安らぎ
今回から話が動き出します。 多分。
「ねぇ、何してるの?」
芝の上で寝転んでいた少女に葉月が聞いた。
少女は声をかけられてから初めて俺達に気づいたようで、少し驚いているようだった。
「誰?」
少女が聞いてきたので、
「えっと、22HRの多々良 葉月です。」
と葉月が自己紹介をした。
お前も言え。と言わんばかりに葉月がこっちを見てきたので
「あー、俺も22HRの青島 樹だ。」
と自己紹介をした。
そうすると少女も続けて、
「22HR、紅林 心咲」
と名乗った。
あ、同じクラスだったのか。
「ごめん。紅林さん、同じクラスだったのに。」
葉月も覚えてなかったらしく、謝った。
「心咲って呼んでくれた方が、いいかな。」
心咲の方は気にしてないようだった。
「それで、ここで何してたの?」
この葉月の問いに少し間を置いてから、
「休憩。」
と、答えた。
「休憩?ここで?」
葉月の疑問も最もだった。
普通はこんな日にまでわざわざ山に来てまで休憩するだろうか。
「家じゃ、休めないから.....」
哀愁のある言い方だった。
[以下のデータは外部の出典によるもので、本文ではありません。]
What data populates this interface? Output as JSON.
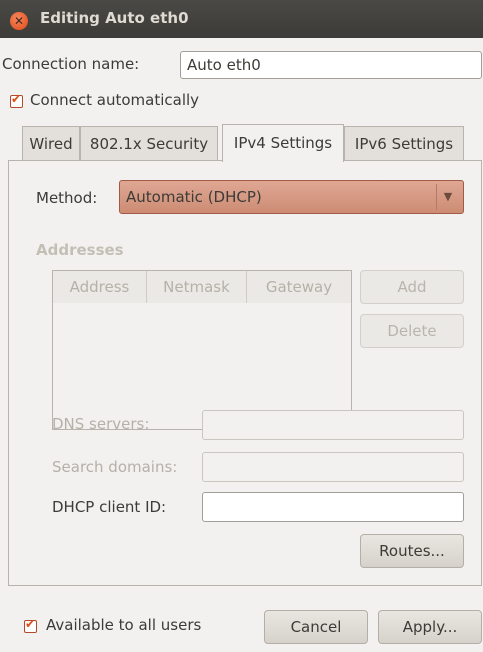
{
  "window": {
    "title": "Editing Auto eth0"
  },
  "connection": {
    "name_label": "Connection name:",
    "name_value": "Auto eth0",
    "connect_auto_label": "Connect automatically"
  },
  "tabs": [
    {
      "label": "Wired"
    },
    {
      "label": "802.1x Security"
    },
    {
      "label": "IPv4 Settings"
    },
    {
      "label": "IPv6 Settings"
    }
  ],
  "ipv4": {
    "method_label": "Method:",
    "method_value": "Automatic (DHCP)",
    "addresses_heading": "Addresses",
    "columns": [
      "Address",
      "Netmask",
      "Gateway"
    ],
    "add_label": "Add",
    "delete_label": "Delete",
    "dns_label": "DNS servers:",
    "search_label": "Search domains:",
    "dhcp_label": "DHCP client ID:",
    "routes_label": "Routes..."
  },
  "footer": {
    "all_users_label": "Available to all users",
    "cancel_label": "Cancel",
    "apply_label": "Apply..."
  },
  "colors": {
    "accent": "#df4a16",
    "titlebar": "#3c3b37",
    "combo": "#d49a84"
  }
}
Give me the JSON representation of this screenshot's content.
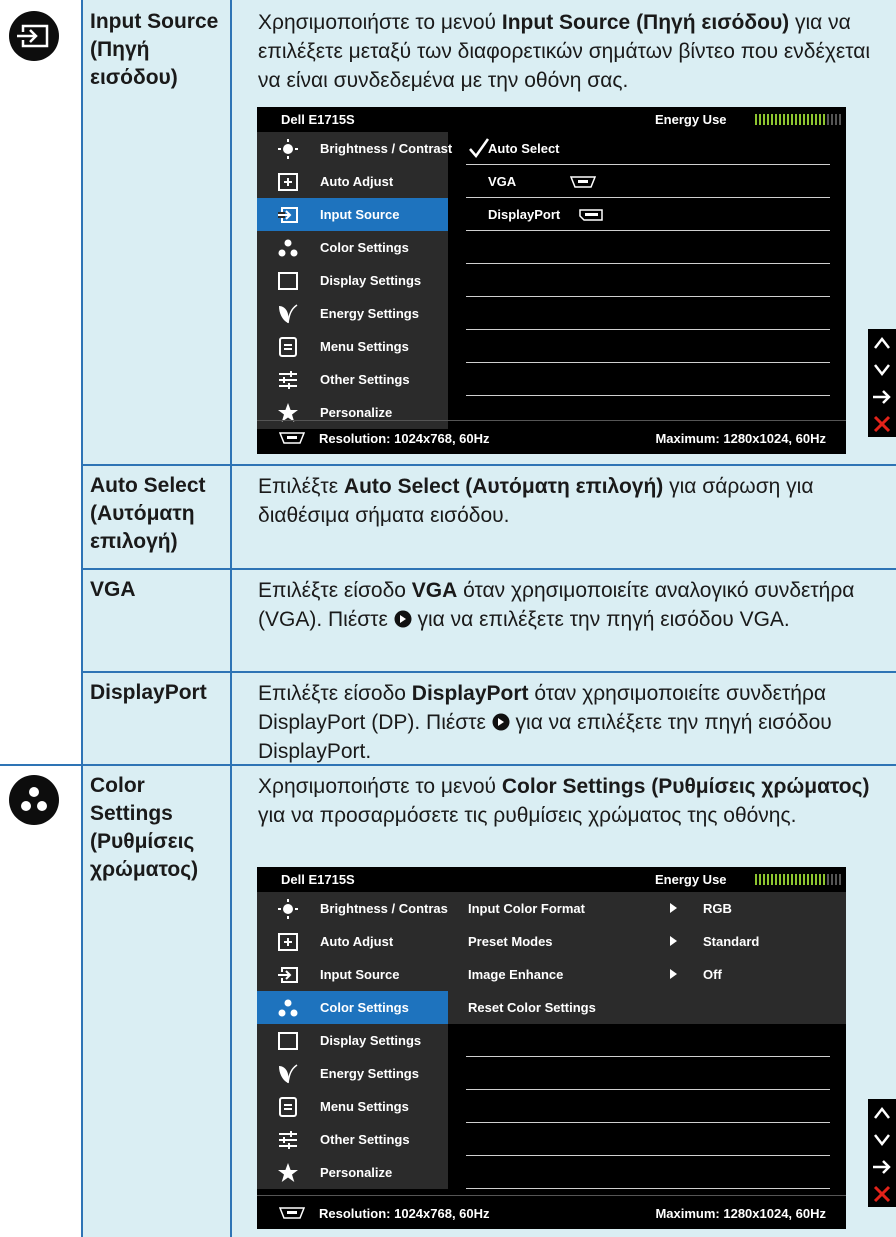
{
  "rows": {
    "input_source": {
      "icon": "input-source-icon",
      "label": "Input Source (Πηγή εισόδου)",
      "desc_a": "Χρησιμοποιήστε το μενού ",
      "desc_bold": "Input Source (Πηγή εισόδου)",
      "desc_b": " για να επιλέξετε μεταξύ των διαφορετικών σημάτων βίντεο που ενδέχεται να είναι συνδεδεμένα με την οθόνη σας."
    },
    "auto_select": {
      "label": "Auto Select (Αυτόματη επιλογή)",
      "desc_a": "Επιλέξτε ",
      "desc_bold": "Auto Select (Αυτόματη επιλογή)",
      "desc_b": " για σάρωση για διαθέσιμα σήματα εισόδου."
    },
    "vga": {
      "label": "VGA",
      "desc_a": "Επιλέξτε είσοδο ",
      "desc_bold": "VGA",
      "desc_b": " όταν χρησιμοποιείτε αναλογικό συνδετήρα (VGA). Πιέστε ",
      "desc_c": " για να επιλέξετε την πηγή εισόδου VGA."
    },
    "displayport": {
      "label": "DisplayPort",
      "desc_a": "Επιλέξτε είσοδο ",
      "desc_bold": "DisplayPort",
      "desc_b": " όταν χρησιμοποιείτε συνδετήρα DisplayPort (DP). Πιέστε ",
      "desc_c": " για να επιλέξετε την πηγή εισόδου DisplayPort."
    },
    "color_settings": {
      "icon": "color-settings-icon",
      "label": "Color Settings (Ρυθμίσεις χρώματος)",
      "desc_a": "Χρησιμοποιήστε το μενού ",
      "desc_bold": "Color Settings (Ρυθμίσεις χρώματος)",
      "desc_b": " για να προσαρμόσετε τις ρυθμίσεις χρώματος της οθόνης."
    }
  },
  "osd": {
    "model": "Dell E1715S",
    "energy_label": "Energy Use",
    "energy_level": 0.8,
    "menu": [
      {
        "label": "Brightness / Contrast",
        "icon": "brightness-icon"
      },
      {
        "label": "Auto Adjust",
        "icon": "auto-adjust-icon"
      },
      {
        "label": "Input Source",
        "icon": "input-source-icon"
      },
      {
        "label": "Color Settings",
        "icon": "color-settings-icon"
      },
      {
        "label": "Display Settings",
        "icon": "display-settings-icon"
      },
      {
        "label": "Energy Settings",
        "icon": "energy-leaf-icon"
      },
      {
        "label": "Menu Settings",
        "icon": "menu-settings-icon"
      },
      {
        "label": "Other Settings",
        "icon": "other-settings-icon"
      },
      {
        "label": "Personalize",
        "icon": "star-icon"
      }
    ],
    "resolution": "Resolution: 1024x768, 60Hz",
    "maximum": "Maximum: 1280x1024, 60Hz",
    "input_panel": {
      "auto_select": "Auto Select",
      "vga": "VGA",
      "displayport": "DisplayPort"
    },
    "color_panel": [
      {
        "name": "Input Color Format",
        "value": "RGB"
      },
      {
        "name": "Preset Modes",
        "value": "Standard"
      },
      {
        "name": "Image Enhance",
        "value": "Off"
      },
      {
        "name": "Reset Color Settings",
        "value": ""
      }
    ]
  },
  "side_controls": [
    "up-arrow-icon",
    "down-arrow-icon",
    "right-arrow-icon",
    "close-icon"
  ]
}
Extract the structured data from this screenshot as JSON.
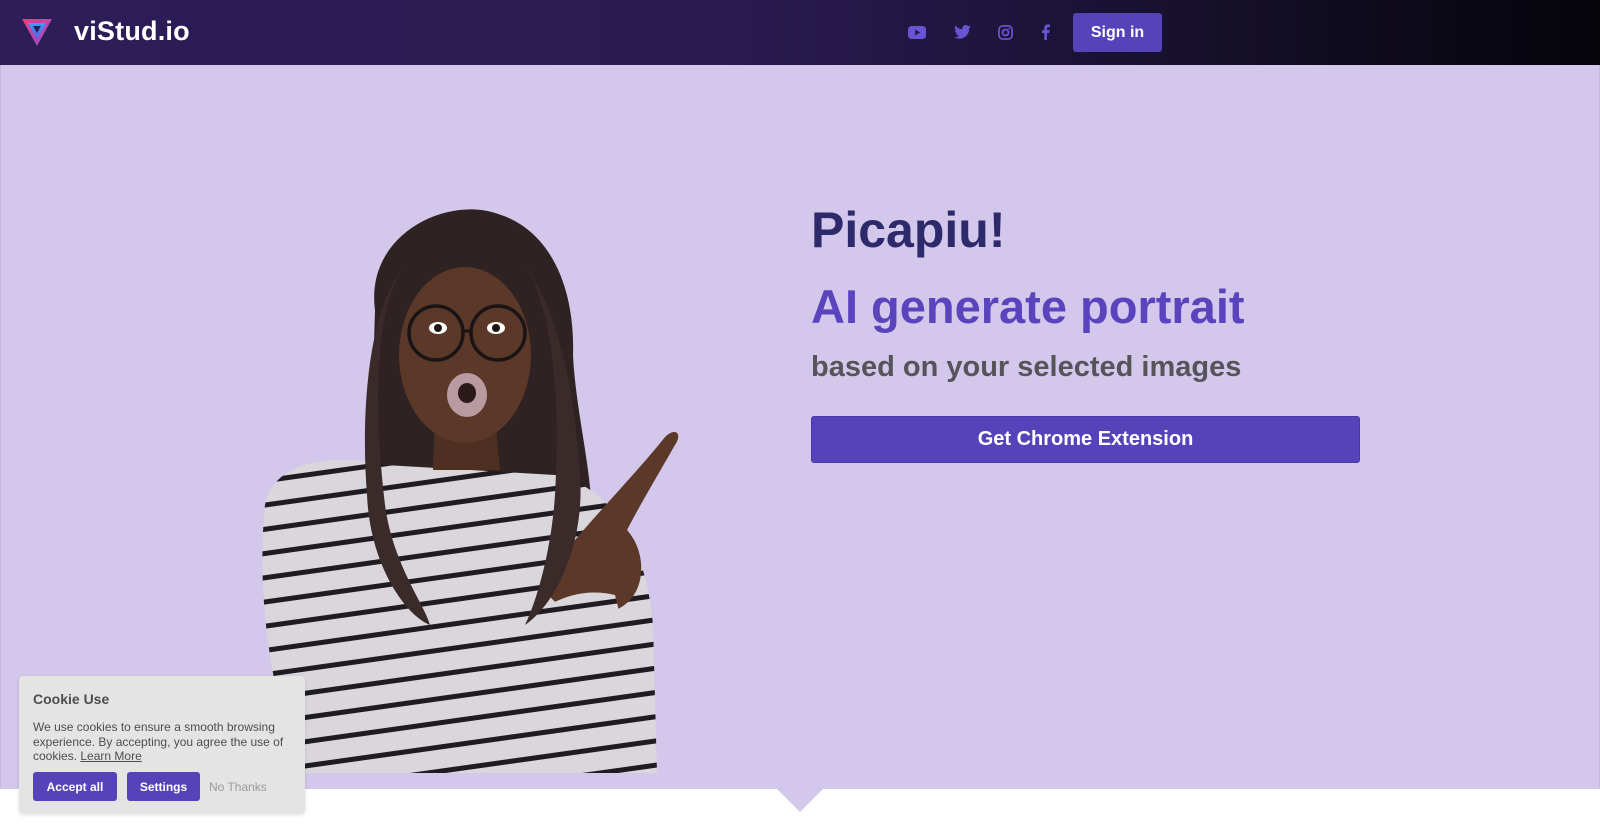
{
  "header": {
    "brand": "viStud.io",
    "signin_label": "Sign in",
    "social": [
      "youtube-icon",
      "twitter-icon",
      "instagram-icon",
      "facebook-icon"
    ]
  },
  "hero": {
    "title": "Picapiu!",
    "subtitle": "AI generate portrait",
    "description": "based on your selected images",
    "cta_label": "Get Chrome Extension"
  },
  "cookie": {
    "title": "Cookie Use",
    "text": "We use cookies to ensure a smooth browsing experience. By accepting, you agree the use of cookies.",
    "learn_more": "Learn More",
    "accept_label": "Accept all",
    "settings_label": "Settings",
    "no_thanks_label": "No Thanks"
  },
  "colors": {
    "accent": "#5743b9",
    "hero_bg": "#d4c7ec",
    "title": "#2d2a6c",
    "header_dark": "#2d1d58"
  }
}
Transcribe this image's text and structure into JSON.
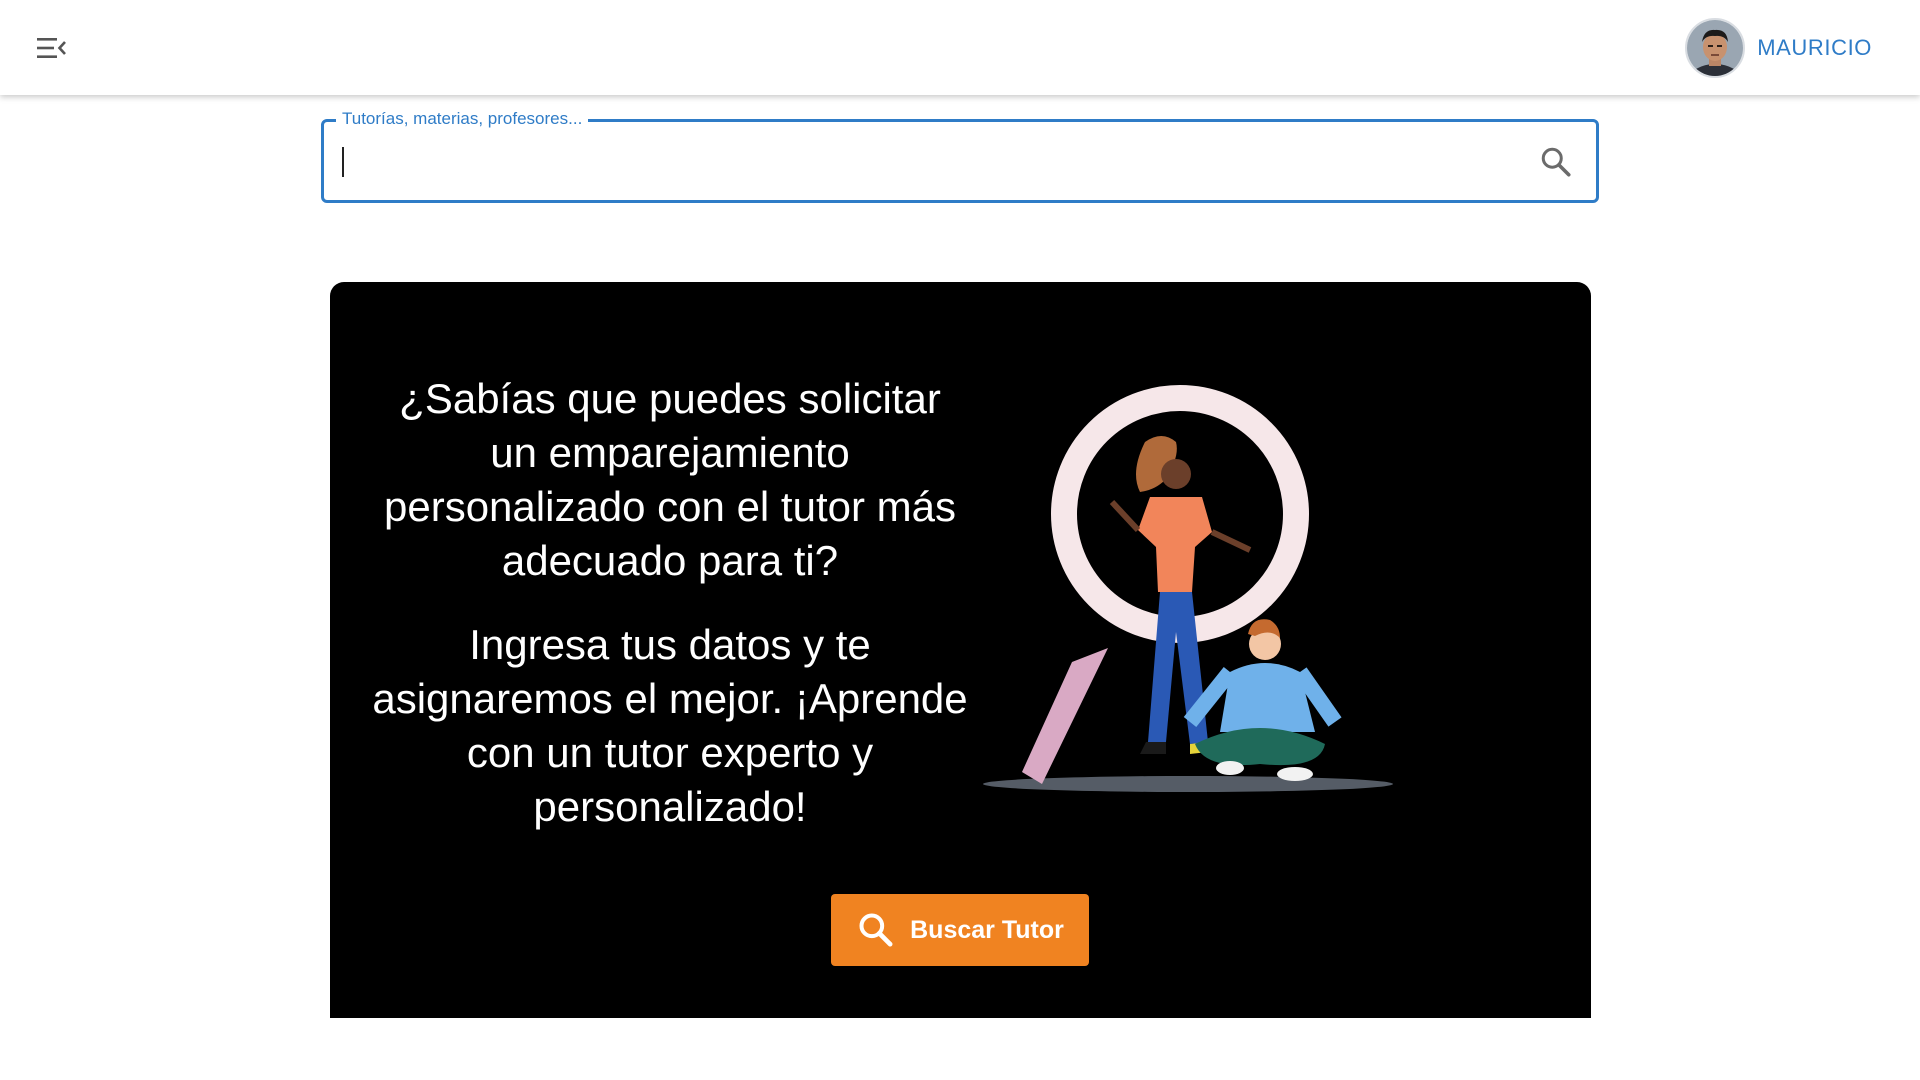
{
  "header": {
    "menu_icon": "menu-collapse-icon",
    "user": {
      "name": "MAURICIO",
      "avatar_icon": "avatar"
    }
  },
  "search": {
    "label": "Tutorías, materias, profesores...",
    "value": "",
    "icon": "search-icon"
  },
  "promo": {
    "question": "¿Sabías que puedes solicitar un emparejamiento personalizado con el tutor más adecuado para ti?",
    "body": "Ingresa tus datos y te asignaremos el mejor. ¡Aprende con un tutor experto y personalizado!",
    "cta_label": "Buscar Tutor",
    "cta_icon": "search-icon"
  },
  "colors": {
    "accent": "#2f7cc7",
    "banner_bg": "#000000",
    "cta_bg": "#f08321"
  }
}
あまり触れちゃいけないんだろうな。
「ここしか落ち着く場所無いの。」
ため息をつきながら言った。
「座ったら?」
心咲に勧められたので近くに座り込んだ。
その後は何をするわけでもなく、寝転んでいた。
「ほんとは、ずっとここにいたい。」
いきなり心咲はそう言って立ち上がった。
その時、初めて夕方になっていることに気がついた。
「また、ここ来る?」
心咲は俺にそう聞いてきた。
「来るよ。ここ、落ち着くからな。」
「そう.....」
心咲は小さく笑いその場をあとにした。
俺も寝ていた葉月を起こして、下山を始めた。
「不思議な感じだったねぇ。」
住宅街に戻り、しばらくしてから葉月が言った。
葉月の言う通りで、山で寝転んでいただけなのだが、すごく不思議な時だった。
脳が空っぽになっているような感じがして、そして気がついたら夕方になっていた。
忙しさを忘れて、久々にのんびりできた。
「明日も行ってみるかな。」
「私、明日は行けそうにないなぁ。気をつけてね。山で迷ったりしないでよ。」
「迷わねーよ。」
葉月と別れて、今日を終えた。
ありがとうございました。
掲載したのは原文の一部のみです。